Fu agli inizi degli anni dieci di questo secolo, con le olimpiadi di Pechino del 2008, che la Cina si preparò al sorpasso o almeno a diventare il global player che è oggi. Era l’anno che vide la Grande Crisi dell’economia finanziaria che dura ancora oggi con i suoi meccanismi di divisione internazionale del lavoro sempre più escludenti ed iniqui. Per capire quella temperie, ed ancora una volta la sua relazione con la pandemia di coronavirus, basti ricordare le affermazioni che all’epoca fece l’economista Nouriel Roubini:«Vi ricordate il detto che quando gli Usa starnutiscono, il mondo si prende il raffreddore? Ebbene: adesso gli Usa hanno la polmonite!».

Oggi la polmonite, non solo in senso figurato, ce l’hanno i cinesi, e la metafora, anche dal punto di vista economico, è più valida che mai. Non a caso le notizie che riguardano l’andamento della pandemia sono sempre più affiancate da quelle sull’andamento delle borse valori di tutto il mondo. Esiste infatti un nesso oramai più che evidente tra le percentuali del contagio ed il calo del Pil cinese che, a cascata, si ripercuote su quello mondiale. Se la «fabbrica del mondo» rallenta, o i suoi cittadini non si arricchiscono più con le percentuali a due cifre, tutto il sistema globalizzato dell’economia commerciale e finanziaria si ammala.

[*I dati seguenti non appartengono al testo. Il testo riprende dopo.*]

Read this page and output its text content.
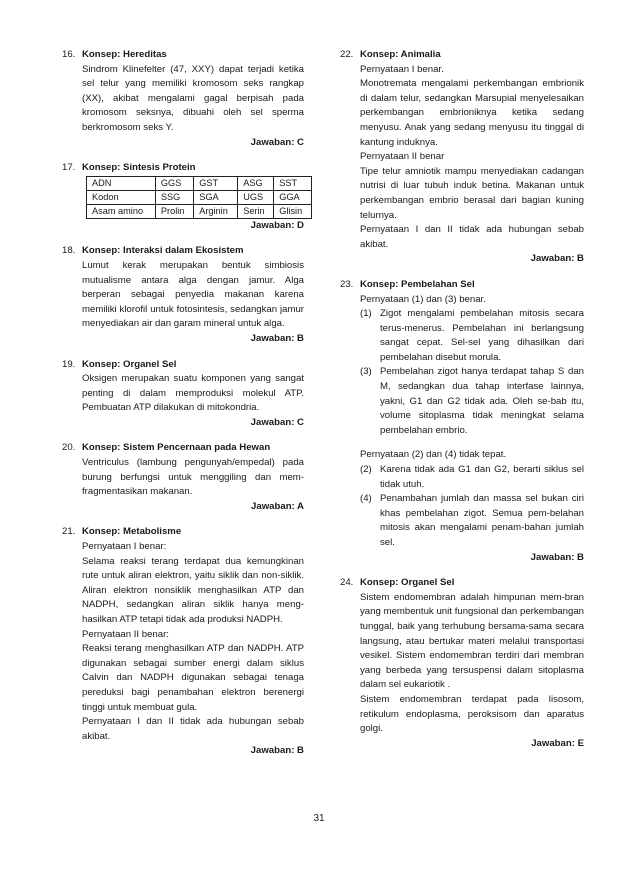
16. Konsep: Hereditas
Sindrom Klinefelter (47, XXY) dapat terjadi ketika sel telur yang memiliki kromosom seks rangkap (XX), akibat mengalami gagal berpisah pada kromosom seksnya, dibuahi oleh sel sperma berkromosom seks Y.
Jawaban: C
17. Konsep: Sintesis Protein
ADN	GGS	GST	ASG	SST
Kodon	SSG	SGA	UGS	GGA
Asam amino	Prolin	Arginin	Serin	Glisin
Jawaban: D
18. Konsep: Interaksi dalam Ekosistem
Lumut kerak merupakan bentuk simbiosis mutualisme antara alga dengan jamur. Alga berperan sebagai penyedia makanan karena memiliki klorofil untuk fotosintesis, sedangkan jamur menyediakan air dan garam mineral untuk alga.
Jawaban: B
19. Konsep: Organel Sel
Oksigen merupakan suatu komponen yang sangat penting di dalam memproduksi molekul ATP. Pembuatan ATP dilakukan di mitokondria.
Jawaban: C
20. Konsep: Sistem Pencernaan pada Hewan
Ventriculus (lambung pengunyah/empedal) pada burung berfungsi untuk menggiling dan mem-fragmentasikan makanan.
Jawaban: A
21. Konsep: Metabolisme
Pernyataan I benar:
Selama reaksi terang terdapat dua kemungkinan rute untuk aliran elektron, yaitu siklik dan non-siklik. Aliran elektron nonsiklik menghasilkan ATP dan NADPH, sedangkan aliran siklik hanya meng-hasilkan ATP tetapi tidak ada produksi NADPH.
Pernyataan II benar:
Reaksi terang menghasilkan ATP dan NADPH. ATP digunakan sebagai sumber energi dalam siklus Calvin dan NADPH digunakan sebagai tenaga pereduksi bagi penambahan elektron berenergi tinggi untuk membuat gula.
Pernyataan I dan II tidak ada hubungan sebab akibat.
Jawaban: B
22. Konsep: Animalia
Pernyataan I benar.
Monotremata mengalami perkembangan embrionik di dalam telur, sedangkan Marsupial menyelesaikan perkembangan embrioniknya ketika sedang menyusu. Anak yang sedang menyusu itu tinggal di kantung induknya.
Pernyataan II benar
Tipe telur amniotik mampu menyediakan cadangan nutrisi di luar tubuh induk betina. Makanan untuk perkembangan embrio berasal dari bagian kuning telurnya.
Pernyataan I dan II tidak ada hubungan sebab akibat.
Jawaban: B
23. Konsep: Pembelahan Sel
Pernyataan (1) dan (3) benar.
(1) Zigot mengalami pembelahan mitosis secara terus-menerus. Pembelahan ini berlangsung sangat cepat. Sel-sel yang dihasilkan dari pembelahan disebut morula.
(3) Pembelahan zigot hanya terdapat tahap S dan M, sedangkan dua tahap interfase lainnya, yakni, G1 dan G2 tidak ada. Oleh se-bab itu, volume sitoplasma tidak meningkat selama pembelahan embrio.
Pernyataan (2) dan (4) tidak tepat.
(2) Karena tidak ada G1 dan G2, berarti siklus sel tidak utuh.
(4) Penambahan jumlah dan massa sel bukan ciri khas pembelahan zigot. Semua pem-belahan mitosis akan mengalami penam-bahan jumlah sel.
Jawaban: B
24. Konsep: Organel Sel
Sistem endomembran adalah himpunan mem-bran yang membentuk unit fungsional dan perkembangan tunggal, baik yang terhubung bersama-sama secara langsung, atau bertukar materi melalui transportasi vesikel. Sistem endomembran terdiri dari membran yang berbeda yang tersuspensi dalam sitoplasma dalam sel eukariotik .
Sistem endomembran terdapat pada lisosom, retikulum endoplasma, peroksisom dan aparatus golgi.
Jawaban: E
31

Se la «piccola» città di Wuhan viene isolata, o addirittura l’intera Cina restringe gli spostamenti interni o internazionali, la decrescita, infelice, della produzione si infrange come uno tsunami sulla già fragile economia mondiale, sempre sull’orlo della recessione. Ecco , allora, oltre alla solidarietà internazionale ed alla collaborazione tra scienziati, spiegata questa corsa ad annientare il virus, perché quando si è più fragili i danni possono essere letali.